It seems impossible, but somehow you’ve crossed everything off your initial to-do list, and your son or daughter is set. Maybe he is now firmly ensconced in an Early Intervention program, and you’ve already booked the eight million school evaluations required to get him into a pre-school program. Perhaps your daughter is older and has just entered a classroom, spent a few weeks there and is doing well. You’ve dotted your I’s and crossed your T’s, and for once there’s no phone call to make, no appointment to schedule. You’ve gotten the help your child needs.
And perhaps as you’re enjoying a latte (which I hope you are, you deserve it), you wonder what’s next.
First of all, make sure you savor the moment. Take the time to celebrate your successful navigation of your state’s Early Intervention system or your school district’s IEP team, and give yourself about twenty hugs and buy yourself a little something fun.
Then take a deep breath, gird your loins, and move on to the next phase of your life with an autistic child.
I remember being at that phase, with my eldest son who is severely autistic being enrolled at three-and-a-half in a full day pre-school program and pregnant with my second child. While part of me wanted desperately to sit in bed all day and watch “Sex and the City” re-runs, I knew there was still a lot to do that I’d put off while trying to get the appropriate services for my child and dealing with our move to a new state. Here are ten things I did (or wish I’d done) after the ink dried on my son’s IEP.

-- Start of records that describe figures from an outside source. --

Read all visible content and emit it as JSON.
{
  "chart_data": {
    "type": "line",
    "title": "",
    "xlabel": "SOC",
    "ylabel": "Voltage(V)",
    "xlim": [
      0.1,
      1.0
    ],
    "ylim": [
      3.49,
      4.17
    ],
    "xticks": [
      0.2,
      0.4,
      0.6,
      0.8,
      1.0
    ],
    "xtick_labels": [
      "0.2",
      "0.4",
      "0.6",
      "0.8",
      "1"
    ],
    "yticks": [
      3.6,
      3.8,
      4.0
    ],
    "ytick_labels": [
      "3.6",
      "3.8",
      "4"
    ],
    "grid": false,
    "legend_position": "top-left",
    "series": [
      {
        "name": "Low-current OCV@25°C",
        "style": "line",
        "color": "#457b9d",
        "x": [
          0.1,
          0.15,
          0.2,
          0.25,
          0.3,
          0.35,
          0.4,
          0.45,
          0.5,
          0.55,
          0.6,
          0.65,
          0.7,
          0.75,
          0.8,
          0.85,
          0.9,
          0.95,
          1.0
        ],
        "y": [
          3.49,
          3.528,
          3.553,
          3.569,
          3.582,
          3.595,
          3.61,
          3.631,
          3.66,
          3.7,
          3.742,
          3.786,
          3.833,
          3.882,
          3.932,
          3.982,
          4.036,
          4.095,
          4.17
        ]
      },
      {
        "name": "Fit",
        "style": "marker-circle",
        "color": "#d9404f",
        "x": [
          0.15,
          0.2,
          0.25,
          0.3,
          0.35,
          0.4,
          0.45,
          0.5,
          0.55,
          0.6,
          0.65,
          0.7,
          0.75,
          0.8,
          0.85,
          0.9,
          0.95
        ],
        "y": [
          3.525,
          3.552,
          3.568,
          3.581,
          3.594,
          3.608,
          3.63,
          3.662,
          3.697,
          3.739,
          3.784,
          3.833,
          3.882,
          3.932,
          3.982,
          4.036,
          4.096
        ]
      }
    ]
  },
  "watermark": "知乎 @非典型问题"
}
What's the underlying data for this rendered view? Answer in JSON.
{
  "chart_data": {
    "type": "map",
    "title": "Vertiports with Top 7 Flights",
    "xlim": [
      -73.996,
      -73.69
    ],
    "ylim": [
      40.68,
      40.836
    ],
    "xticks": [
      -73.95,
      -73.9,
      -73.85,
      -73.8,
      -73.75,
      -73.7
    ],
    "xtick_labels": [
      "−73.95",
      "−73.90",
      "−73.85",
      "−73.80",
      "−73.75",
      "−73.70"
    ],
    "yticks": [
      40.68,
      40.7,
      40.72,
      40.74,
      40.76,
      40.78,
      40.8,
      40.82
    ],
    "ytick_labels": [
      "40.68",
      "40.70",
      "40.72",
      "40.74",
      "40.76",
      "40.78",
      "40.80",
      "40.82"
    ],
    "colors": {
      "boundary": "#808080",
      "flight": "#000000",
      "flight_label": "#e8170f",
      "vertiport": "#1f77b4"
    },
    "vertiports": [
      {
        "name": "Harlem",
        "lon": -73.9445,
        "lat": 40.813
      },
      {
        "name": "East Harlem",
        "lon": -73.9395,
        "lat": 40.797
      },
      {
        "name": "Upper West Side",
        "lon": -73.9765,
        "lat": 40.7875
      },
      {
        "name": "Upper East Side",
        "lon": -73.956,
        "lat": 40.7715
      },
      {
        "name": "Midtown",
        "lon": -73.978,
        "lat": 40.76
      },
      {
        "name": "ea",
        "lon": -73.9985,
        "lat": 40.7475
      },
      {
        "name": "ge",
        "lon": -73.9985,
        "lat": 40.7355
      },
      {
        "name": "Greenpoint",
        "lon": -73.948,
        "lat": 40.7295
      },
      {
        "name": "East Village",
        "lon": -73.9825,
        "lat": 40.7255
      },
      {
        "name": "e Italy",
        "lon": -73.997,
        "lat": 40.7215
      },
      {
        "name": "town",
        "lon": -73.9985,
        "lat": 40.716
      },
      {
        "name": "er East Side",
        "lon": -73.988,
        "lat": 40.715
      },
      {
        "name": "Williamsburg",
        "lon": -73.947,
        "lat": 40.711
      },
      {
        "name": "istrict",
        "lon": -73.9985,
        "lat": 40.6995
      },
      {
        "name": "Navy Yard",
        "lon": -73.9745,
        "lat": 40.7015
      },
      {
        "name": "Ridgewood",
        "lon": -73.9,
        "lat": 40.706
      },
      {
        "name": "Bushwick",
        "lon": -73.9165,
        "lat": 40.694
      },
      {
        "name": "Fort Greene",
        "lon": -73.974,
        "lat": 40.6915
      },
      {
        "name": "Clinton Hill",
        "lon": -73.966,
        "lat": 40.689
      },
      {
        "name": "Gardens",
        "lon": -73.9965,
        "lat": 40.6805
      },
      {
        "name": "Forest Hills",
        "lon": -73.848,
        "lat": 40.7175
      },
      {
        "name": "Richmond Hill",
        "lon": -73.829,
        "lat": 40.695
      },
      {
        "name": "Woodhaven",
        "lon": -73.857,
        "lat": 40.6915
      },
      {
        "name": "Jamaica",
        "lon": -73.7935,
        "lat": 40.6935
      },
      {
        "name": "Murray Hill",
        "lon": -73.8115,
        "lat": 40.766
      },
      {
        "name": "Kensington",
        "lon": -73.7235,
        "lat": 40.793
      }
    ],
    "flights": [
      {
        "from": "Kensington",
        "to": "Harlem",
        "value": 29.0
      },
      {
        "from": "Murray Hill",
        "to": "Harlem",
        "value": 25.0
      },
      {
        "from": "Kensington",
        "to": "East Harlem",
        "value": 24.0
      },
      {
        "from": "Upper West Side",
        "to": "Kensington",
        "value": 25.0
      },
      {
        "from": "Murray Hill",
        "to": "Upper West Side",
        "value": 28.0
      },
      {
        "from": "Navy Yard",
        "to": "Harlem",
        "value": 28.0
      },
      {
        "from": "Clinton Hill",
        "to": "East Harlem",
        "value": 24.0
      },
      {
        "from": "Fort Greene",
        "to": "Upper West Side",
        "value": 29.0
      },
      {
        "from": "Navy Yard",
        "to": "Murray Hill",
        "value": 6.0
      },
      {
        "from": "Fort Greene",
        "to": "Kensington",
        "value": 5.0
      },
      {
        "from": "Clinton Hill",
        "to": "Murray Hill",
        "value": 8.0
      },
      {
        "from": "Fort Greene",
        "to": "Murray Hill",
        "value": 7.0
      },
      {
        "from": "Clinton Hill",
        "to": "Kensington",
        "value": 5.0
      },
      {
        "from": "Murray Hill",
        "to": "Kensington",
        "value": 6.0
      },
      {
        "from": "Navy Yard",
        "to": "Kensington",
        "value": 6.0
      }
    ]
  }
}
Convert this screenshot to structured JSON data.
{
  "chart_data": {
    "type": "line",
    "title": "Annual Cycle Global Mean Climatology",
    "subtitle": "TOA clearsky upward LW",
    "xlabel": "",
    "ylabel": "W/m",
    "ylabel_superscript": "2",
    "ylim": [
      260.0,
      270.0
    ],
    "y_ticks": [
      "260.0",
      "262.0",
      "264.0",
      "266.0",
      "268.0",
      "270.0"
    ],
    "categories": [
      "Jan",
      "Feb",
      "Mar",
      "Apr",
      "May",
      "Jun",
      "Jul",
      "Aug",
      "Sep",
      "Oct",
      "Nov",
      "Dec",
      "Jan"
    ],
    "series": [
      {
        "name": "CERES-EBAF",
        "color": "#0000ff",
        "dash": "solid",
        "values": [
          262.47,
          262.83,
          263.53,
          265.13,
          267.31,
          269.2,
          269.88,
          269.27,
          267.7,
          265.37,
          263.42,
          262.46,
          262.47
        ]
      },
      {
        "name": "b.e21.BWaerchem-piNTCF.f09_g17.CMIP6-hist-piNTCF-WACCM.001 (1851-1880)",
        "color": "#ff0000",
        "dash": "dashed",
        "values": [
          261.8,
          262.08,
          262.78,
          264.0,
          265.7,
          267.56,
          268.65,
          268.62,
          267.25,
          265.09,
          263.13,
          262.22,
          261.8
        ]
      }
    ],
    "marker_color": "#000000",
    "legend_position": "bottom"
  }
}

1) No matter how exhausted you are, get your child out in the community. It was a struggle with us with Justin (I have the tiny little bitemarks on my body to prove it) but getting him out so he could have a repertoire of leisure activities was crucial to his happiness and to our family’s. It set him up for a lifetime of being able to try different things, which will set him in good stead when I’m no longer here to take him places. Yes, I’m always planning.
2) If you haven’t already done so, join a parent group and/or your school district’s special education PTA. You will make invaluable connections at both. Try to find parents of kids with your kid’s level of autism as you’re making friends. These people will be a wealth of information for you and a lifeline.
3) If you can afford it, hire an advocate to check out your child’s school program. A fresh set of eyes may see areas that need to improve, or may reassure you that they are doing all they can for your son or daughter. It’s always good to know one in case you need an advocate at an IEP meeting. If you’ve already met you won’t be scrambling to find one.
4) If possible, volunteer at school functions or offer to be a class mom. This is a great way to get to know your child’s teacher and your school’s administrators better. You may also make friends with other parents too.
5) No matter how difficult your child can be, take any offer of babysitting you can and get out. You need a night off from autism once in a while. Even if it’s for a few hours, a break will help.
6) Now that your child’s program is set tackle the big issues one at a time- perhaps it’s sleeping, or eating, or potty training. If your child is in a private school there may be a BCBA on staff who can help you. If not and you can afford it, consider hiring a BCBA from an agency. Pick an issue and prioritize.
7) Educate your friends and family as to what’s going on in your household. Perhaps you’ve been too tired up to this point to talk to people not in the “tribe” about what raising an autistic child is really like. It’s time to tell them and ask for the support you need, even if it’s just an ear to listen. My husband and I kept too much to ourselves, and if I could go back in time I’d be more open with everyone in our lives.
8) Make those doctor appointments for yourself that you’ve been putting off. Just do it.
9) Get involved in an autism walk in your community. It is so powerful to meet so many families like (and unlike) yours. It will give you strength.
10) I can’t stress this one enough- take care of yourself, not just your kid. Autism is a marathon, not a sprint. You owe it to yourself and your child to be whole, healthy, and happy. Do whatever it takes to get there.